第218話 時既に遅し

「どう、して……?」


 茉莉が呆然とした表情で立ち竦む。

 もう悠斗は茉莉と何の関係もないので、声を掛ける理由もない。

 しかし迷子の子供のような姿に、僅かに憐憫れんびんを抱いた。


「……」


 無言で美羽を見れば、悠斗が何をするのか分かったようで、仕方ないなあという風に苦笑する。

 悠斗に呆れて先に家に入るかと思ったのだが、どうやら傍に居てくれるらしい。

 内心では茉莉に愛想を尽かせているにも関わらず、悠斗の為に傍に居てくれる恋人へ、笑顔のみで感謝を示した。

 そして、改めて茉莉と向き合う。


「なあ篠崎。誰かに可愛く見られるなら、他人を蹴落としていいのか?」

「……いきなり何よ」


 茉莉の本質に少しだけ踏み込めば、露骨に嫌そうな顔をされた。

 元彼氏にあっさり振られた直後に傷を抉られたのだから、触れて欲しくない気持ちは理解出来る。

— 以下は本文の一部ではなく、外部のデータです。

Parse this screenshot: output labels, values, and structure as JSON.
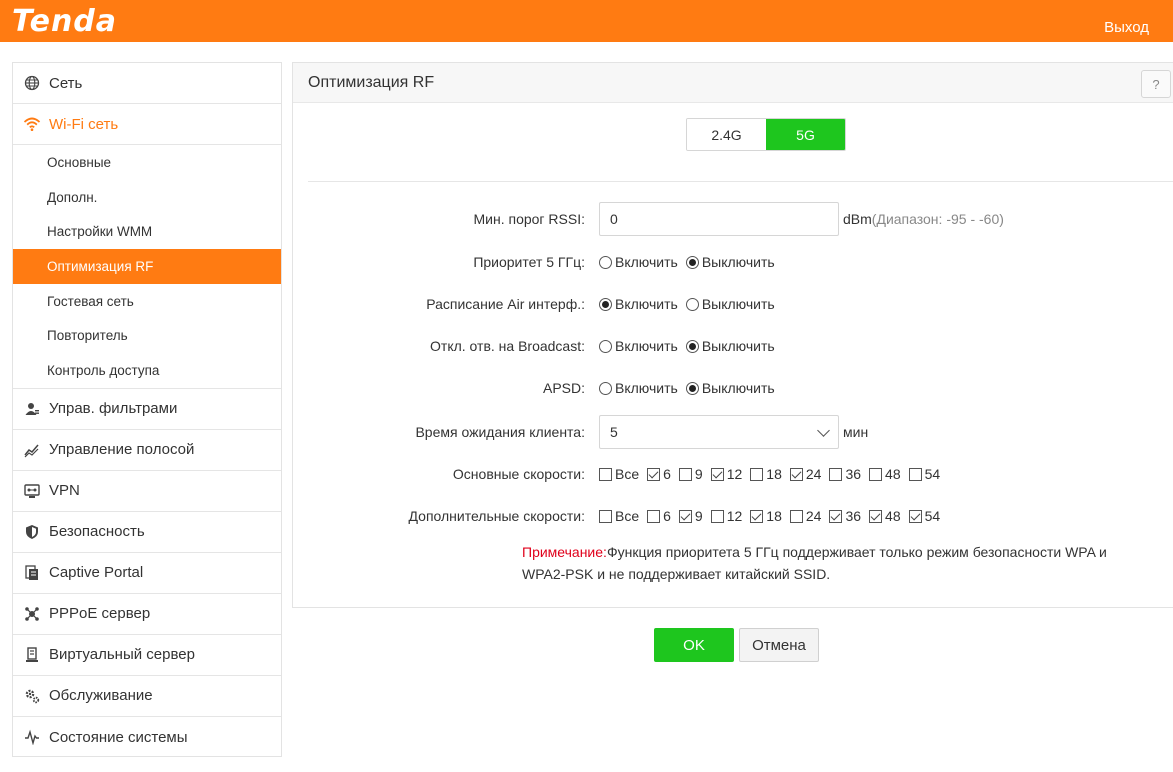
{
  "header": {
    "logo": "Tenda",
    "logout": "Выход"
  },
  "sidebar": {
    "items": [
      {
        "label": "Сеть",
        "icon": "globe-icon"
      },
      {
        "label": "Wi-Fi сеть",
        "icon": "wifi-icon"
      },
      {
        "label": "Управ. фильтрами",
        "icon": "user-filter-icon"
      },
      {
        "label": "Управление полосой",
        "icon": "bandwidth-icon"
      },
      {
        "label": "VPN",
        "icon": "vpn-icon"
      },
      {
        "label": "Безопасность",
        "icon": "shield-icon"
      },
      {
        "label": "Captive Portal",
        "icon": "captive-portal-icon"
      },
      {
        "label": "PPPoE сервер",
        "icon": "pppoe-icon"
      },
      {
        "label": "Виртуальный сервер",
        "icon": "server-icon"
      },
      {
        "label": "Обслуживание",
        "icon": "gear-icon"
      },
      {
        "label": "Состояние системы",
        "icon": "pulse-icon"
      }
    ],
    "wifi_sub": [
      {
        "label": "Основные"
      },
      {
        "label": "Дополн."
      },
      {
        "label": "Настройки WMM"
      },
      {
        "label": "Оптимизация RF"
      },
      {
        "label": "Гостевая сеть"
      },
      {
        "label": "Повторитель"
      },
      {
        "label": "Контроль доступа"
      }
    ],
    "accent": "#ff7b12"
  },
  "panel": {
    "title": "Оптимизация RF",
    "help": "?",
    "bands": [
      "2.4G",
      "5G"
    ],
    "active_band": "5G",
    "rssi": {
      "label": "Мин. порог RSSI:",
      "value": "0",
      "unit": "dBm",
      "range": "(Диапазон: -95 - -60)"
    },
    "radio_on": "Включить",
    "radio_off": "Выключить",
    "prio5": {
      "label": "Приоритет 5 ГГц:",
      "selected": "off"
    },
    "airtime": {
      "label": "Расписание Air интерф.:",
      "selected": "on"
    },
    "broadcast": {
      "label": "Откл. отв. на Broadcast:",
      "selected": "off"
    },
    "apsd": {
      "label": "APSD:",
      "selected": "off"
    },
    "timeout": {
      "label": "Время ожидания клиента:",
      "value": "5",
      "unit": "мин"
    },
    "basic_rates": {
      "label": "Основные скорости:",
      "options": [
        {
          "label": "Все",
          "checked": false
        },
        {
          "label": "6",
          "checked": true
        },
        {
          "label": "9",
          "checked": false
        },
        {
          "label": "12",
          "checked": true
        },
        {
          "label": "18",
          "checked": false
        },
        {
          "label": "24",
          "checked": true
        },
        {
          "label": "36",
          "checked": false
        },
        {
          "label": "48",
          "checked": false
        },
        {
          "label": "54",
          "checked": false
        }
      ]
    },
    "extra_rates": {
      "label": "Дополнительные скорости:",
      "options": [
        {
          "label": "Все",
          "checked": false
        },
        {
          "label": "6",
          "checked": false
        },
        {
          "label": "9",
          "checked": true
        },
        {
          "label": "12",
          "checked": false
        },
        {
          "label": "18",
          "checked": true
        },
        {
          "label": "24",
          "checked": false
        },
        {
          "label": "36",
          "checked": true
        },
        {
          "label": "48",
          "checked": true
        },
        {
          "label": "54",
          "checked": true
        }
      ]
    },
    "note_prefix": "Примечание:",
    "note_line1": "Функция приоритета 5 ГГц поддерживает только режим безопасности WPA и",
    "note_line2": "WPA2-PSK и не поддерживает китайский SSID."
  },
  "buttons": {
    "ok": "OK",
    "cancel": "Отмена",
    "ok_color": "#1ec61e"
  }
}
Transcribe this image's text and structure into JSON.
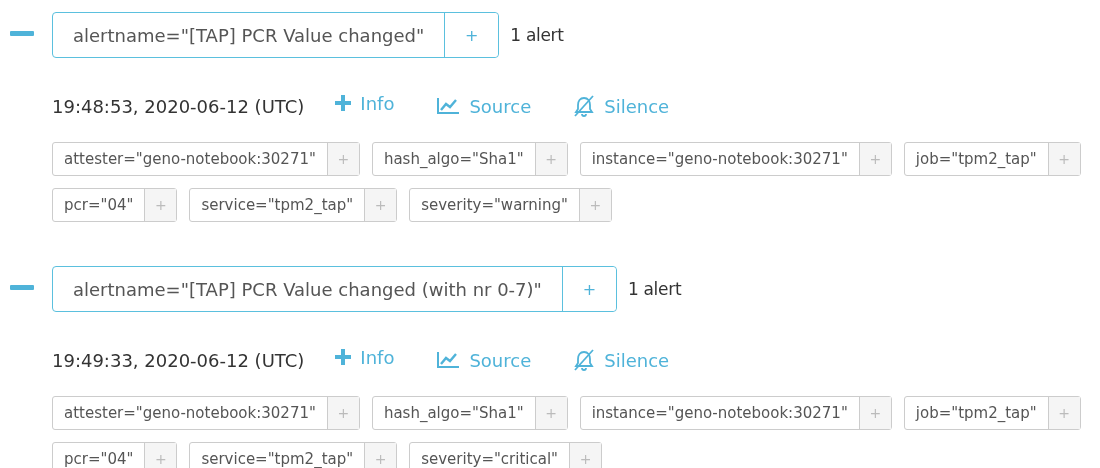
{
  "groups": [
    {
      "expanded": true,
      "matcher": "alertname=\"[TAP] PCR Value changed\"",
      "add_button": "+",
      "count": "1 alert",
      "alerts": [
        {
          "time": "19:48:53, 2020-06-12 (UTC)",
          "actions": [
            {
              "kind": "info",
              "label": "Info"
            },
            {
              "kind": "source",
              "label": "Source"
            },
            {
              "kind": "silence",
              "label": "Silence"
            }
          ],
          "labels": [
            {
              "text": "attester=\"geno-notebook:30271\"",
              "add": "+"
            },
            {
              "text": "hash_algo=\"Sha1\"",
              "add": "+"
            },
            {
              "text": "instance=\"geno-notebook:30271\"",
              "add": "+"
            },
            {
              "text": "job=\"tpm2_tap\"",
              "add": "+"
            },
            {
              "text": "pcr=\"04\"",
              "add": "+"
            },
            {
              "text": "service=\"tpm2_tap\"",
              "add": "+"
            },
            {
              "text": "severity=\"warning\"",
              "add": "+"
            }
          ]
        }
      ]
    },
    {
      "expanded": true,
      "matcher": "alertname=\"[TAP] PCR Value changed (with nr 0-7)\"",
      "add_button": "+",
      "count": "1 alert",
      "alerts": [
        {
          "time": "19:49:33, 2020-06-12 (UTC)",
          "actions": [
            {
              "kind": "info",
              "label": "Info"
            },
            {
              "kind": "source",
              "label": "Source"
            },
            {
              "kind": "silence",
              "label": "Silence"
            }
          ],
          "labels": [
            {
              "text": "attester=\"geno-notebook:30271\"",
              "add": "+"
            },
            {
              "text": "hash_algo=\"Sha1\"",
              "add": "+"
            },
            {
              "text": "instance=\"geno-notebook:30271\"",
              "add": "+"
            },
            {
              "text": "job=\"tpm2_tap\"",
              "add": "+"
            },
            {
              "text": "pcr=\"04\"",
              "add": "+"
            },
            {
              "text": "service=\"tpm2_tap\"",
              "add": "+"
            },
            {
              "text": "severity=\"critical\"",
              "add": "+"
            }
          ]
        }
      ]
    }
  ]
}
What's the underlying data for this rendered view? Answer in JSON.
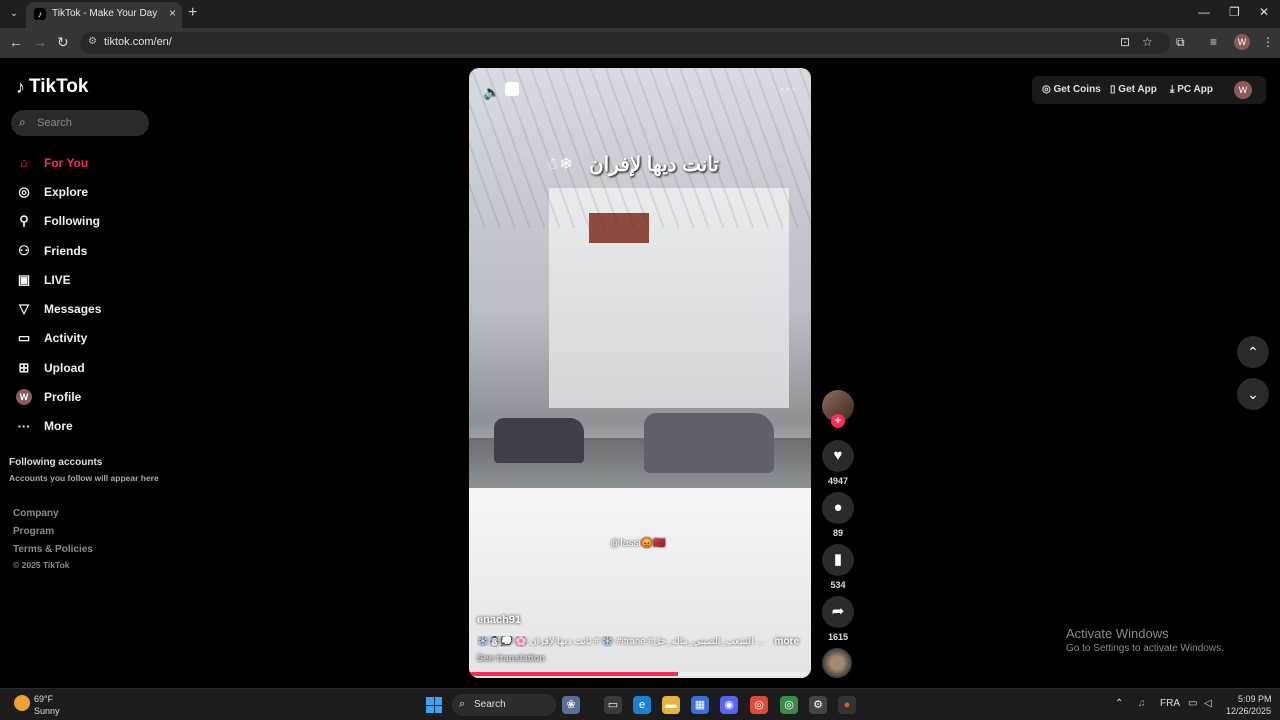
{
  "browser": {
    "tab_title": "TikTok - Make Your Day",
    "url": "tiktok.com/en/",
    "profile_initial": "W"
  },
  "tiktok": {
    "logo": "TikTok",
    "search_placeholder": "Search",
    "accent": "#fe2c55",
    "nav": [
      {
        "label": "For You",
        "icon": "home-icon",
        "active": true
      },
      {
        "label": "Explore",
        "icon": "compass-icon"
      },
      {
        "label": "Following",
        "icon": "person-icon"
      },
      {
        "label": "Friends",
        "icon": "friends-icon"
      },
      {
        "label": "LIVE",
        "icon": "live-icon"
      },
      {
        "label": "Messages",
        "icon": "send-icon"
      },
      {
        "label": "Activity",
        "icon": "message-square-icon"
      },
      {
        "label": "Upload",
        "icon": "plus-square-icon"
      },
      {
        "label": "Profile",
        "icon": "avatar-icon"
      },
      {
        "label": "More",
        "icon": "more-icon"
      }
    ],
    "following_title": "Following accounts",
    "following_sub": "Accounts you follow will appear here",
    "footer": [
      "Company",
      "Program",
      "Terms & Policies"
    ],
    "copyright": "© 2025 TikTok",
    "video": {
      "overlay_caption": "تانت ديها لإفران",
      "overlay_tag": "@fassi😡🇲🇦",
      "author": "enach91",
      "description": "❄️☃️💭 🌸 تانت ديها لإفران # ❄️ #ifrane #الشعب_الصيني_ماله_حل ...",
      "more_label": "more",
      "see_translation": "See translation",
      "progress": 0.61
    },
    "actions": {
      "likes": "4947",
      "comments": "89",
      "saves": "534",
      "shares": "1615"
    },
    "top_right": {
      "get_coins": "Get Coins",
      "get_app": "Get App",
      "pc_app": "PC App",
      "avatar_initial": "W"
    }
  },
  "windows": {
    "activate_title": "Activate Windows",
    "activate_sub": "Go to Settings to activate Windows.",
    "weather_temp": "69°F",
    "weather_desc": "Sunny",
    "search_label": "Search",
    "language": "FRA",
    "time": "5:09 PM",
    "date": "12/26/2025"
  }
}
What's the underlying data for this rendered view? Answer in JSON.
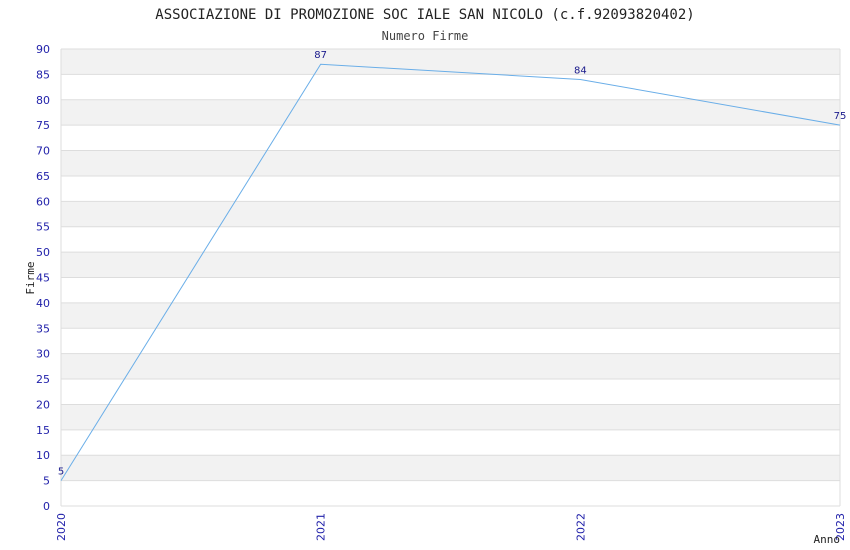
{
  "chart_data": {
    "type": "line",
    "title": "ASSOCIAZIONE DI PROMOZIONE SOC IALE SAN NICOLO (c.f.92093820402)",
    "subtitle": "Numero Firme",
    "xlabel": "Anno",
    "ylabel": "Firme",
    "categories": [
      "2020",
      "2021",
      "2022",
      "2023"
    ],
    "series": [
      {
        "values": [
          5,
          87,
          84,
          75
        ]
      }
    ],
    "ylim": [
      0,
      90
    ],
    "ytick_step": 5,
    "grid": "horizontal bands",
    "colors": {
      "line": "#6aaee8",
      "tick_text": "#2222aa",
      "data_label": "#1a1a8c",
      "band": "#f2f2f2",
      "grid": "#dddddd"
    }
  }
}
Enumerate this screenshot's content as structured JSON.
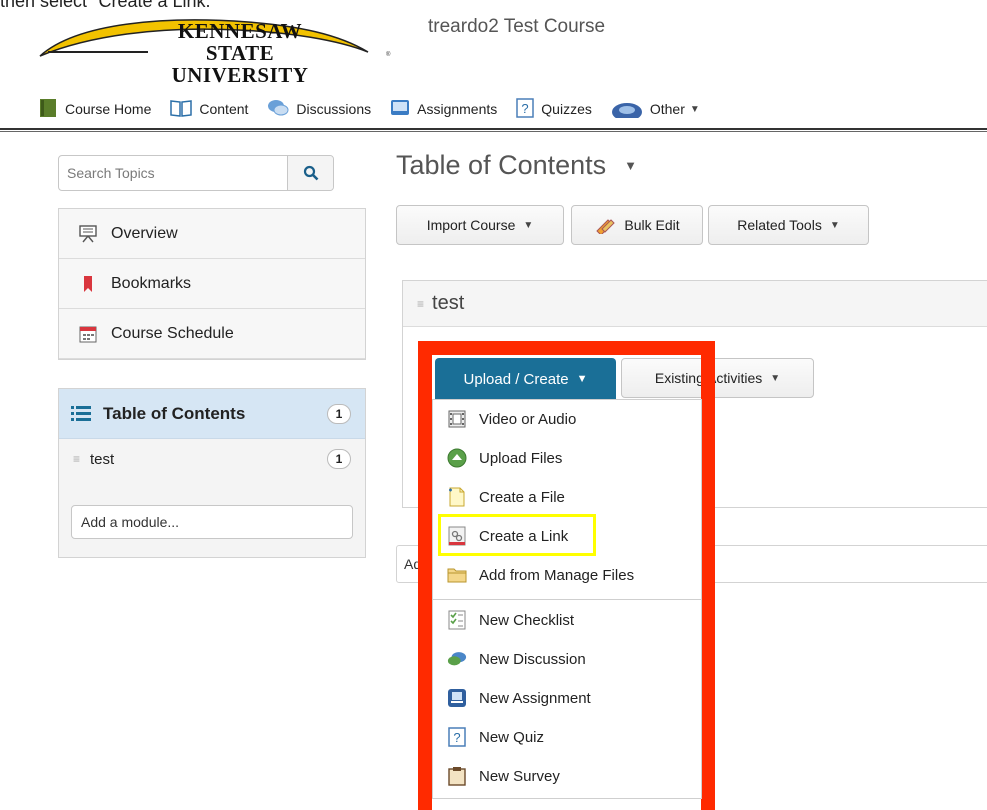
{
  "caption": {
    "text": "then select \"Create a Link.\""
  },
  "header": {
    "logo_line1": "KENNESAW",
    "logo_line2": "STATE UNIVERSITY",
    "logo_reg": "®",
    "course_title": "treardo2 Test Course"
  },
  "nav": {
    "items": [
      {
        "label": "Course Home",
        "icon": "book-icon"
      },
      {
        "label": "Content",
        "icon": "open-book-icon"
      },
      {
        "label": "Discussions",
        "icon": "chat-bubbles-icon"
      },
      {
        "label": "Assignments",
        "icon": "dropbox-icon"
      },
      {
        "label": "Quizzes",
        "icon": "quiz-icon"
      },
      {
        "label": "Other",
        "icon": "globe-icon"
      }
    ]
  },
  "sidebar": {
    "search_placeholder": "Search Topics",
    "items": [
      {
        "label": "Overview",
        "icon": "presentation-icon"
      },
      {
        "label": "Bookmarks",
        "icon": "bookmark-icon"
      },
      {
        "label": "Course Schedule",
        "icon": "calendar-icon"
      }
    ],
    "toc": {
      "label": "Table of Contents",
      "count": "1",
      "modules": [
        {
          "label": "test",
          "count": "1"
        }
      ],
      "add_module_placeholder": "Add a module..."
    }
  },
  "main": {
    "title": "Table of Contents",
    "toolbar": {
      "import_label": "Import Course",
      "bulk_edit_label": "Bulk Edit",
      "related_tools_label": "Related Tools"
    },
    "module_title": "test",
    "upload_create_label": "Upload / Create",
    "existing_activities_label": "Existing Activities",
    "peek_text": "Ad"
  },
  "menu": {
    "items": [
      {
        "label": "Video or Audio",
        "icon": "film-icon"
      },
      {
        "label": "Upload Files",
        "icon": "upload-icon"
      },
      {
        "label": "Create a File",
        "icon": "new-file-icon"
      },
      {
        "label": "Create a Link",
        "icon": "link-icon"
      },
      {
        "label": "Add from Manage Files",
        "icon": "folder-icon"
      },
      {
        "label": "New Checklist",
        "icon": "checklist-icon"
      },
      {
        "label": "New Discussion",
        "icon": "discussion-icon"
      },
      {
        "label": "New Assignment",
        "icon": "assignment-icon"
      },
      {
        "label": "New Quiz",
        "icon": "quiz-icon"
      },
      {
        "label": "New Survey",
        "icon": "clipboard-icon"
      }
    ]
  },
  "colors": {
    "upload_button": "#1a6f97",
    "annotation_red": "#ff2a00",
    "annotation_yellow": "#ffff00",
    "toc_highlight": "#d6e6f4"
  }
}
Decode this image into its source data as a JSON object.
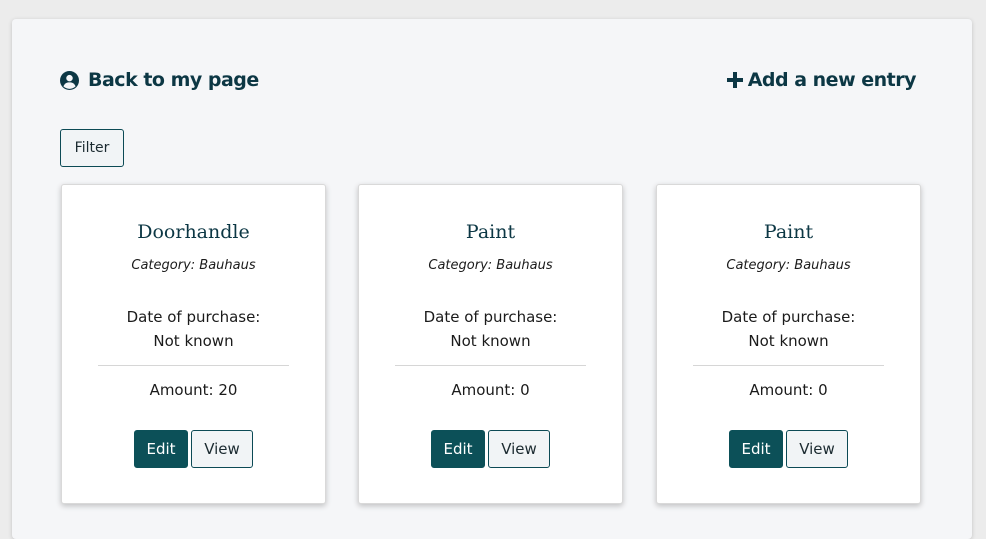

 それに、これは余計なお節介だ。少しも悠斗の為にはならない。

 それでも、どこかで道を踏み外した元幼馴染へ、必死に声を届ける。


「それが正当化されるって、本当に思ってるのか?」

「あんたには関係ないでしょ!」

「あるさ。昔遊んだ友達が、いつの間にか平気で他人を蹴落とすような人になってたんだ。それを咎めるのはおかしな事か?」


 金切り声を上げられたが気にしない。

 淡々と告げれば、茉莉の顔が更に不快そうな顔になる。


「おかしいに決まってるでしょ! 人の事情に踏み込むなんて最低よ!」

「そうか……」


 どうやら、悠斗の言葉は少しも茉莉に響いていないらしい。

 出来る限り頑張ろうと思ったのだが、たった一言二言話しただけで、あっさりと心が折れてしまった。

 結局無駄骨だったのかと、茉莉に背を向ける。


「小さい頃、俺や『茉莉』の家で遊ぶのが楽しかった。お前はどうだったか知らないけどな。……もう、あの頃の『茉莉』は居ないんだな」

「はぁ? 何を言って――」

「そうやって自分より下と判断した人の言葉に耳を貸さず、自分の思い通りにならなければ、あっさりと他人を見捨てる。他人の気持ちなんてどうでもいい。俺の知ってる『茉莉』は、そんな人じゃなかったよ」

「いつの頃の話をしてるんだか。もしかして、あんたは子供の頃の私が良かったの? 気持ち悪い」

「……だよな」


 もう目の前に居る人は、悠斗の知る「篠崎茉莉」ではない。

 何度も何度も思い知らされているはずなのに、口にすると胸が締め付けられるように痛んだ。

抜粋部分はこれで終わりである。